Rajmund Kolbe nacque a Zduńska Wola, in Polonia, l'8 gennaio 1894. Il padre era tessitore, la madre levatrice. A tredici anni entrò nella scuola dei francescani a Leopoli, e nel 1910 prese l'abito con il nome di Massimiliano. Studiò a Roma, si laureò in filosofia e teologia, e tornò in Polonia a fare una cosa che nessun frate faceva: l'editore.
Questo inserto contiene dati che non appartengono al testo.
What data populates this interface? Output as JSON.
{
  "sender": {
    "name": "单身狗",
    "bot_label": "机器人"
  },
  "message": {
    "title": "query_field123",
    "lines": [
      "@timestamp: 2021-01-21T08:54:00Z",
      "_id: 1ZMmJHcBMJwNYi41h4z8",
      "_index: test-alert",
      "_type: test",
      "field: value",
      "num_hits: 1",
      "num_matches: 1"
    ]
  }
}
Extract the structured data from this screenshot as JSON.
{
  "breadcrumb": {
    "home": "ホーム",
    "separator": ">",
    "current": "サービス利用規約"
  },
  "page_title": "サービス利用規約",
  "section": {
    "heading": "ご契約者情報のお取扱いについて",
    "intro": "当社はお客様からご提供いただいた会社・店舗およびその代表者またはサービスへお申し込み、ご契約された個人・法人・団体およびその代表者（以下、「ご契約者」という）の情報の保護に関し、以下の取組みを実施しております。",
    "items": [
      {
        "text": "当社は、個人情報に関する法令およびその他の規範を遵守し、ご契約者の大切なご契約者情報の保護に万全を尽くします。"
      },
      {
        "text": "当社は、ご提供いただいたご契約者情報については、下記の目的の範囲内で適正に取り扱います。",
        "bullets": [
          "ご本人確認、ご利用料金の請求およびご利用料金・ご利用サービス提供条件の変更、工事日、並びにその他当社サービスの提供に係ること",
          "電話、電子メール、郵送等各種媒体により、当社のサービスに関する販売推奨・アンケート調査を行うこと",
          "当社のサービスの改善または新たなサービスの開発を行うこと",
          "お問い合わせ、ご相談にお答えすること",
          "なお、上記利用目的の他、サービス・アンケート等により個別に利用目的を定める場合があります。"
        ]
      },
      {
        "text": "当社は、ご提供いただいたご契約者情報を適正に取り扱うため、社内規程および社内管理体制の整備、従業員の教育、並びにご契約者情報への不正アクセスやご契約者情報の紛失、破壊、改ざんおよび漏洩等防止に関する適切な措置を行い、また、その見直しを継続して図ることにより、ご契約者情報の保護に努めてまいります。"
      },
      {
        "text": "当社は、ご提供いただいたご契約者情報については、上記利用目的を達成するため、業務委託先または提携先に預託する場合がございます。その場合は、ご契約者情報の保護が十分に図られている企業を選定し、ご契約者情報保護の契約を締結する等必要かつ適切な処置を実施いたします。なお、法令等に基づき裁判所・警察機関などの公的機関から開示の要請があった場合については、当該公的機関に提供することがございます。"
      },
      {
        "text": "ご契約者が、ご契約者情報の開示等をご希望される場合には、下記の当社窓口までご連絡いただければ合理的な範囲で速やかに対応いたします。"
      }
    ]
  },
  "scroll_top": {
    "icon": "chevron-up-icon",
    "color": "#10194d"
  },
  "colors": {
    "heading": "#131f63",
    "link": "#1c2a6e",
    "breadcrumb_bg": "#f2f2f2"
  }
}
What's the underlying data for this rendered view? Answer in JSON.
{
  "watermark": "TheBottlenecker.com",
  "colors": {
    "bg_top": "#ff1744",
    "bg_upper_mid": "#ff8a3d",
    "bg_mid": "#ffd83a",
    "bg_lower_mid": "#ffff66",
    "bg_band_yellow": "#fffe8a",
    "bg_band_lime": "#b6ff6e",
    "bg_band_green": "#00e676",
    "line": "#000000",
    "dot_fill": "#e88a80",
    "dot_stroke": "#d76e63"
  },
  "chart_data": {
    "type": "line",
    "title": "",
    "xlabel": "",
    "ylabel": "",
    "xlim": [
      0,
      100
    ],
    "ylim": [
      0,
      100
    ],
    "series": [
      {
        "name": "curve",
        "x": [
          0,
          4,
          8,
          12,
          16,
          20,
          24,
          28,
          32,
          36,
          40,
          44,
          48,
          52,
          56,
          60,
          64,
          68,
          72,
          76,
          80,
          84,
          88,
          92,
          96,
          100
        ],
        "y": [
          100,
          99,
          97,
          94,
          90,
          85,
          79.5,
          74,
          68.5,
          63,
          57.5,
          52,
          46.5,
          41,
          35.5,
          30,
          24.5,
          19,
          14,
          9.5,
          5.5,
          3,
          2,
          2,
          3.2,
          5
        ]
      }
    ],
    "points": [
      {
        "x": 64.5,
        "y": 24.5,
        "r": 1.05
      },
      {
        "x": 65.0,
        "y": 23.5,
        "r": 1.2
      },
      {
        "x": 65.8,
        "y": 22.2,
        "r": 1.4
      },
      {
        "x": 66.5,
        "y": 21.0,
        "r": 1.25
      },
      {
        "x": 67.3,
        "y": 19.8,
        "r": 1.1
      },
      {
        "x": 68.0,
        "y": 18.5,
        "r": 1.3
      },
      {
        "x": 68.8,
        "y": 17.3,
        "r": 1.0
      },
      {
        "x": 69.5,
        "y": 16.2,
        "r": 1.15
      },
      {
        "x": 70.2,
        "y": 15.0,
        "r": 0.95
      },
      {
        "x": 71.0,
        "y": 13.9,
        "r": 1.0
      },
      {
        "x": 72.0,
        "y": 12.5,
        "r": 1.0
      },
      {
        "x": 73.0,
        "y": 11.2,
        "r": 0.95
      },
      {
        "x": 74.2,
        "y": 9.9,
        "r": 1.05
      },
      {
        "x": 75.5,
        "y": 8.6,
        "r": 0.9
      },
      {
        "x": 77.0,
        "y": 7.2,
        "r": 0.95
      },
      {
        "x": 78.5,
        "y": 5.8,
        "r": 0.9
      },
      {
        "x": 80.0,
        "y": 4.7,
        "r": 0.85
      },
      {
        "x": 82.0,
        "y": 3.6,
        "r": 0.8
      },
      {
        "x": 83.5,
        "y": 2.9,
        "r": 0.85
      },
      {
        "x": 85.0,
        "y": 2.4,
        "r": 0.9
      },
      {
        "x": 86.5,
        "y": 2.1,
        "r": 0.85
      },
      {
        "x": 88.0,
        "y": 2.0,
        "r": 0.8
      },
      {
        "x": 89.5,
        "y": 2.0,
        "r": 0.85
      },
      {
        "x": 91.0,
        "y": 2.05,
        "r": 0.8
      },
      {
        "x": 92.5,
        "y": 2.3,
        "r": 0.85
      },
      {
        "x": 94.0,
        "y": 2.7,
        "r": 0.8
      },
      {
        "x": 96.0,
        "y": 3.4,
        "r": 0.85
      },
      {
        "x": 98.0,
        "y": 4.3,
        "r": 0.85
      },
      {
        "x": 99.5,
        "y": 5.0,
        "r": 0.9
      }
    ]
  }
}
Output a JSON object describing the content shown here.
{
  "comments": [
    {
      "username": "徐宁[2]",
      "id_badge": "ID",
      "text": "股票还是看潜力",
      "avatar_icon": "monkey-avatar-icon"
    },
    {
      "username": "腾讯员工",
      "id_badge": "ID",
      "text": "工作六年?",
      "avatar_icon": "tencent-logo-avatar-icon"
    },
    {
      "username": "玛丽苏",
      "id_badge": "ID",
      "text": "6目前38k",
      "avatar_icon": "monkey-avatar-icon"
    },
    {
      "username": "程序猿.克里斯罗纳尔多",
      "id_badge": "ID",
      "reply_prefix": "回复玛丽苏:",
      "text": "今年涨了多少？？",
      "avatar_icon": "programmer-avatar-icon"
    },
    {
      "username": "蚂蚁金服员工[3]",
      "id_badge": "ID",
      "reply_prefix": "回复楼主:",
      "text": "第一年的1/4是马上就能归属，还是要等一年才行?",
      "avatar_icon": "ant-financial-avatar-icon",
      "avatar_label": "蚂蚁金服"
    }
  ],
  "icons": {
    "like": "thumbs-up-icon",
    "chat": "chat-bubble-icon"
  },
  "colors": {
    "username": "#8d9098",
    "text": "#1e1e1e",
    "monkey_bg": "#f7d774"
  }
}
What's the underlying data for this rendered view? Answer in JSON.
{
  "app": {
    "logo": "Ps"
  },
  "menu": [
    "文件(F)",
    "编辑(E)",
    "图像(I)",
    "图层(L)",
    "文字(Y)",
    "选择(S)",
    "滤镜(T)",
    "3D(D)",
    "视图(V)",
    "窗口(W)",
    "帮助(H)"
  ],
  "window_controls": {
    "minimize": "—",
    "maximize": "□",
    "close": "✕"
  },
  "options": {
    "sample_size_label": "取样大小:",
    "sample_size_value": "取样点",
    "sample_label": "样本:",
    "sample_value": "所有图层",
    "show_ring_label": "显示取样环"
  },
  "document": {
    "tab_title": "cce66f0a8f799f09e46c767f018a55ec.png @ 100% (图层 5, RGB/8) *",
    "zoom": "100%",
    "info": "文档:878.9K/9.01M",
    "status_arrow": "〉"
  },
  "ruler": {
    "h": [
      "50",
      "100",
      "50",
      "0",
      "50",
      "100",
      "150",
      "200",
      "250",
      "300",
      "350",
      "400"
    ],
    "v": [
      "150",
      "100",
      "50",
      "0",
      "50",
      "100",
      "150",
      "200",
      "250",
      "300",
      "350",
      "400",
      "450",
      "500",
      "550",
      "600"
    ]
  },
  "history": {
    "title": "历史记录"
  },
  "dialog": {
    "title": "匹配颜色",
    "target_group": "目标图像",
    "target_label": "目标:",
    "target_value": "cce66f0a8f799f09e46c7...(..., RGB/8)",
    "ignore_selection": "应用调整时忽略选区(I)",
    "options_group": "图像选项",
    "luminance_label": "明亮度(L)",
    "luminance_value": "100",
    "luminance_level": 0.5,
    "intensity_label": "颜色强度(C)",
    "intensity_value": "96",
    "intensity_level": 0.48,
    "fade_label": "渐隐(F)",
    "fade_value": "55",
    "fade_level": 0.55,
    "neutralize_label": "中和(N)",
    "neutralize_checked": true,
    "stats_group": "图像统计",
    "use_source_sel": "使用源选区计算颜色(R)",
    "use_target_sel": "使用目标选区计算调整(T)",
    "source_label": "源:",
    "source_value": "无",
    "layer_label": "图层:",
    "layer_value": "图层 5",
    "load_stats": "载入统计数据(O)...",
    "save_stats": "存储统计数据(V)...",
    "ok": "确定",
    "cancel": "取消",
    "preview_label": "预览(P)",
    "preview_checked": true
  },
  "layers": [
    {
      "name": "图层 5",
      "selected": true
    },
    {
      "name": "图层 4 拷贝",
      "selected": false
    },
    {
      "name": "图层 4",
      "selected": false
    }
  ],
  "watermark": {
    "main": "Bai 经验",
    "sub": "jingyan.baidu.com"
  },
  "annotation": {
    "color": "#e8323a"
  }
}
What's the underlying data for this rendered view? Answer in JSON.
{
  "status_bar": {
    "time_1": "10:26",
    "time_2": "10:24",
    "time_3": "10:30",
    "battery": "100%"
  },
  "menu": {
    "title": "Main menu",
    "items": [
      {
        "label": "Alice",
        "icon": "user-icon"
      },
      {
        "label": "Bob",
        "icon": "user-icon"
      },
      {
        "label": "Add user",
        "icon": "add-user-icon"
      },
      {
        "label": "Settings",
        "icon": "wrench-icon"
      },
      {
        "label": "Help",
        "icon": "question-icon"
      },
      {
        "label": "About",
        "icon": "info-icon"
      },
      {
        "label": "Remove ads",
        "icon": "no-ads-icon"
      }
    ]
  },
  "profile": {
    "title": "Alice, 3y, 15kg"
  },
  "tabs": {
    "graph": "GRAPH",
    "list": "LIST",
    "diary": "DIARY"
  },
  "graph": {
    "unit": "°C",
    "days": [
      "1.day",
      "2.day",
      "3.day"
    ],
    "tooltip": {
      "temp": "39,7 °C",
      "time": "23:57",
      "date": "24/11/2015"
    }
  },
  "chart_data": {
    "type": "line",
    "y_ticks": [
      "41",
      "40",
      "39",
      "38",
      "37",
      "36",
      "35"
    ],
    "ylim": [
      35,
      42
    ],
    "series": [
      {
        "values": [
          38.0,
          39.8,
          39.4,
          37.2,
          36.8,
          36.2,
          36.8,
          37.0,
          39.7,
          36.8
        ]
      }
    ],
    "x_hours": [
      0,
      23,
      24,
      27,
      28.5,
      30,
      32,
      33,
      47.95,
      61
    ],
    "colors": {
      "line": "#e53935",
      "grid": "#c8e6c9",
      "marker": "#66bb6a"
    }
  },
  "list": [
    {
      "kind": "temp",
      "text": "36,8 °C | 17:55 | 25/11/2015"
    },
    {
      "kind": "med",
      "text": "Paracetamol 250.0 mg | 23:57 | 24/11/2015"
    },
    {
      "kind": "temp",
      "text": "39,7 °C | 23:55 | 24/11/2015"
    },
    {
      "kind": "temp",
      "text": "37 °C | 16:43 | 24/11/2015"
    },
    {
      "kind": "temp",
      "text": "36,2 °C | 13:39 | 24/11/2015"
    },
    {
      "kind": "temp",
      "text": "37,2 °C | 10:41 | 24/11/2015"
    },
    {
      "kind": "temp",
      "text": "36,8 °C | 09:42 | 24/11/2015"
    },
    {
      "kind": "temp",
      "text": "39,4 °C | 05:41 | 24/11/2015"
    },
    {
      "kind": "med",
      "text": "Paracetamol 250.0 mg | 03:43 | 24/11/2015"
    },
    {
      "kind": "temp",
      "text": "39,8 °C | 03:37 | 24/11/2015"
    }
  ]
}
Fondò Niepokalanów, una città-convento vicino a Varsavia, dove arrivarono a vivere quasi ottocento frati, con tipografie proprie. Il suo mensile tirava quasi un milione di copie. Aveva anche una stazione radio e progettava un aeroporto. Fu missionario in Giappone e fondò a Nagasaki un convento sul fianco di una collina, in un punto che alla gente sembrò sbagliato: nel 1945 fu l'unico edificio della zona a restare in piedi dopo la bomba. Nel 1941 i tedeschi chiusero Niepokalanów, dove nel frattempo erano stati nascosti migliaia di profughi, molti dei quali ebrei. Kolbe fu arrestato e deportato ad Auschwitz. A luglio, dopo la fuga di un prigioniero, il comandante scelse dieci uomini da far morire di fame. Uno di loro, Franciszek Gajowniczek, gridò che aveva moglie e figli. Kolbe uscì dalla fila e chiese di prendere il suo posto. Glielo concessero. Morì nel bunker della fame il 14 agosto 1941. Gajowniczek sopravvisse alla guerra e visse fino al 1995. Chi si chiama Massimiliano oggi festeggia.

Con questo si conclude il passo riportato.